Cons, complaints, bad stuff, etc.: I legit have nothing. I have no complaints. Me. What even? I guess an ace character would have been nice, but I don't expect that ever, so.

Cover comments: I adore this cover so much. First of all, this shade of blue is one of my favourites. It's so soothing. But all the detail is incredible. The little ships, the sky, the destroyed building. It's actually not 100% accurate to the book, I think, just like plot-wise, but it's beautiful and I love it.

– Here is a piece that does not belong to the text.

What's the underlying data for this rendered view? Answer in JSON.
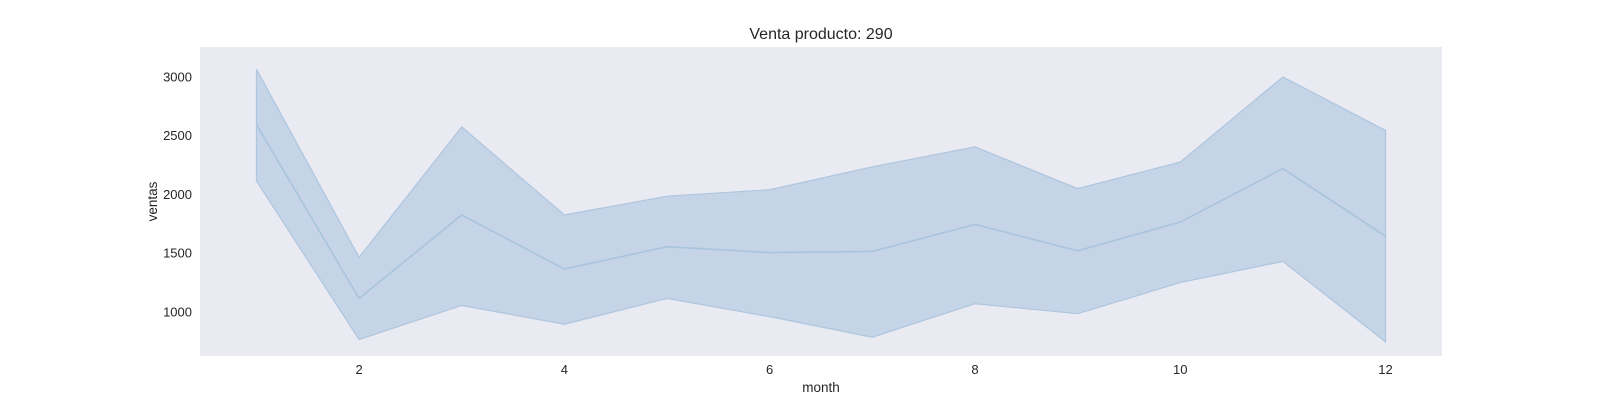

Conclusion: Have I rambled enough or what? It's taken me like two hours because I'm doing this longhand (editing Laina: And like an hour to type - this is so long) and I even had to find another notebook because I ran out of pages in the other one. I'm extremely interested in reading more of the author's books, and I seriously want to share this back at everyone until they read it. If you liked Across the Universe or, heck, Wall-E (minus the blatant fatphobic - seriously, it's awful in that movie), try this. I loved it and I think you will too. It's a very interesting promise, fairly unique, too, compared to similar stories, incredibly inclusive, has an amazing main character, amazing supporting and side characters, and a really good message. I know it's only February, or maybe April when you're reading this, but so far this is one of my favourite books of the year. Highly recommend. Four and a half roses.



Other notes:

- I feel like Denise would appreciate that I wrote this review in a notebook with a cat on it. Technically two, because I bought the same one twice.

- The food stuff in this is so relatable oh my God. I have never read something I understood more and one of my favourite things is that Denise never "got over" it, even if it was the end of the world and food was scarce. It's not that easy. I get that so much.

I think that's - finally! - it. Thanks for sticking around.